Crônicas de Uma Vida Não Anunciada - O Segredo da Luz
Sempre sonhei voar. Não o vôo da ambição de se estar acima de outro, mas uns vôos de paz, aonde, ao seu lado, vão seguindo outras almas de mesmas intenções. Naquele canto do casebre, aprendi. Volitava quase toda noite, não era um vôo pleno, mas dava pra sentir a paz que muito faz falta nos dias de hoje. Muitas vezes, saltitava; procurava me assegurar que pousaria em lugar seguro... Vez em quando, era acordado por um gemido de fome no meio da noite. Não foram dias fáceis, mas foram dias de paz. A miséria ensinando almas ansiosas... E ociosas.
Em outro canto, uma pequena rede; dentro, um corpinho frágil arfava em estranhos ruídos, acompanhada, na noite, de pedaços de panos ensopados de urina e fezes – os pais, dormindo sobre o domínio da bebida, não ligavam. Sirizinho era quem sempre a ajudava. Eu procurava ajudar sem interferir muito, afinal - daqui uns dias - não estaria mais ali; eles teriam que continuar suas vidas sem a minha presença.
Às vezes, ela tinha noite de paz. Também volitava, tinha certeza. Toda criança nasce com o segredo da luz, apenas não sabe ao mundo explicar. Com o tempo, já com quase dois anos de idade, suas pequenas pernas frágeis começaram a tentar segurar o corpinho sobre os pés – junto a sua ansiedade em correr mundo, vinha os gritos de loucura da mãe: “... Oia Siri, essa desgraça não quer caminhar...” O maldito termo italiano - “disgraziato” - passou a consumir minha inquietação. Passei a combatê-lo quando o ouvia perto de mim.
- Não, ela não pediu para nascer como uma graça negativa; um dia, ela seria apenas “Gratia” agradável, virtuosa – Pensava, enquanto observava suas tentativas de levantar vôo.
Procurava pouco me ausentar; receava o comportamento da mãe – nos seus momentos de loucura, descarregava na pequena criança. Sirizinho era seu protetor. Vez em quando saia correndo com ela nos braços; o choro, aos poucos – durante a correria -, transformava em um riso miúdo de criança satisfeita.

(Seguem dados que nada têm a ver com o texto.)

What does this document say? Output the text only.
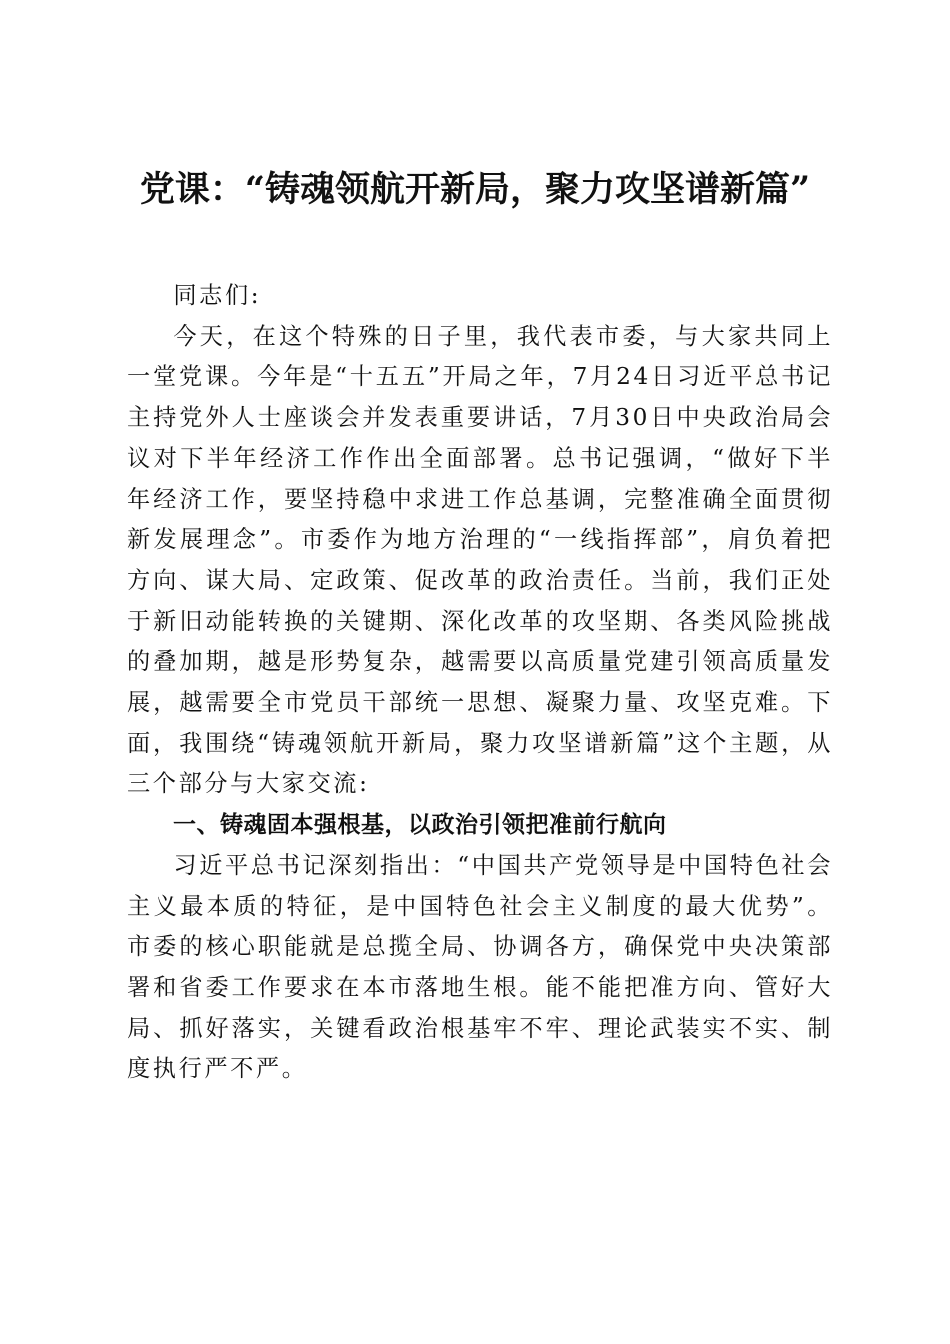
党课：“铸魂领航开新局，聚力攻坚谱新篇”

同志们:

今天，在这个特殊的日子里，我代表市委，与大家共同上一堂党课。今年是“十五五”开局之年，7月24日习近平总书记主持党外人士座谈会并发表重要讲话，7月30日中央政治局会议对下半年经济工作作出全面部署。总书记强调，“做好下半年经济工作，要坚持稳中求进工作总基调，完整准确全面贯彻新发展理念”。市委作为地方治理的“一线指挥部”，肩负着把方向、谋大局、定政策、促改革的政治责任。当前，我们正处于新旧动能转换的关键期、深化改革的攻坚期、各类风险挑战的叠加期，越是形势复杂，越需要以高质量党建引领高质量发展，越需要全市党员干部统一思想、凝聚力量、攻坚克难。下面，我围绕“铸魂领航开新局，聚力攻坚谱新篇”这个主题，从三个部分与大家交流:

一、铸魂固本强根基，以政治引领把准前行航向

习近平总书记深刻指出：“中国共产党领导是中国特色社会主义最本质的特征，是中国特色社会主义制度的最大优势”。市委的核心职能就是总揽全局、协调各方，确保党中央决策部署和省委工作要求在本市落地生根。能不能把准方向、管好大局、抓好落实，关键看政治根基牢不牢、理论武装实不实、制度执行严不严。
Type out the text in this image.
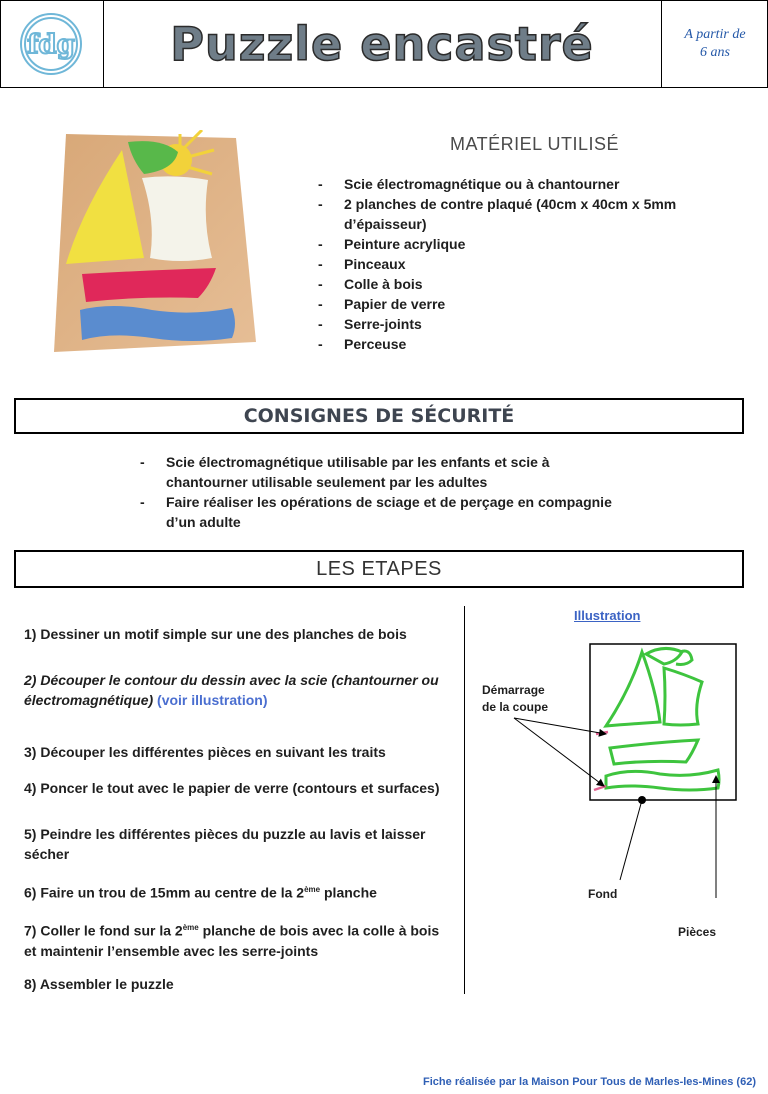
fdg	Puzzle encastré	A partir de
6 ans
MATÉRIEL UTILISÉ
- Scie électromagnétique ou à chantourner
- 2 planches de contre plaqué (40cm x 40cm x 5mm d’épaisseur)
- Peinture acrylique
- Pinceaux
- Colle à bois
- Papier de verre
- Serre-joints
- Perceuse
CONSIGNES DE SÉCURITÉ
- Scie électromagnétique utilisable par les enfants et scie à chantourner utilisable seulement par les adultes
- Faire réaliser les opérations de sciage et de perçage en compagnie d’un adulte
LES ETAPES
1) Dessiner un motif simple sur une des planches de bois
2) Découper le contour du dessin avec la scie (chantourner ou électromagnétique) (voir illustration)
3) Découper les différentes pièces en suivant les traits
4) Poncer le tout avec le papier de verre (contours et surfaces)
5) Peindre les différentes pièces du puzzle au lavis et laisser sécher
6) Faire un trou de 15mm au centre de la 2ème planche
7) Coller le fond sur la 2ème planche de bois avec la colle à bois et maintenir l’ensemble avec les serre-joints
8) Assembler le puzzle
Illustration
Démarrage
de la coupe
Fond
Pièces
Fiche réalisée par la Maison Pour Tous de Marles-les-Mines (62)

Como entender a bipolaridade humana de um mundo infantil: conseguir, em simples atos, transformar a dor em alegria.
- Ela queria apenas voar; trazer dos sonhos a paz que ela só encontrava dormindo... – Talvez, quem durma em colchões de espuma, no sombrio reduto dos portos seguros da vida, não possa entender minha teoria alucinante de querer tentar decifrar os enigmas de uma vida não anunciada, vida de dor, de desconforto, de incerteza... Procuro relembrar, constantemente, o mesmo chão batido daquela criança para não esquecer que, como numa teoria “Spenciana”, na vida vamos nos adaptando.
- Vamos, menina, é a sua vez... Ela já havia domado o chão – aqui e acolá, se esparramava na areia do caminho e soltava uma gargalhada de alegria.
As pequenas pernas iam se trançando numa carreira desenfreada. Entre os dedos, ao sabor do vento, uma hélice de um pequeno pedaço de palha seca de palmeira, enfiada em um espinho de tucum, parecia querer levantar vôo com a pequena Luana.
Enquanto observava seu sorriso, agora tinha certeza: ela já voava mais do que eu!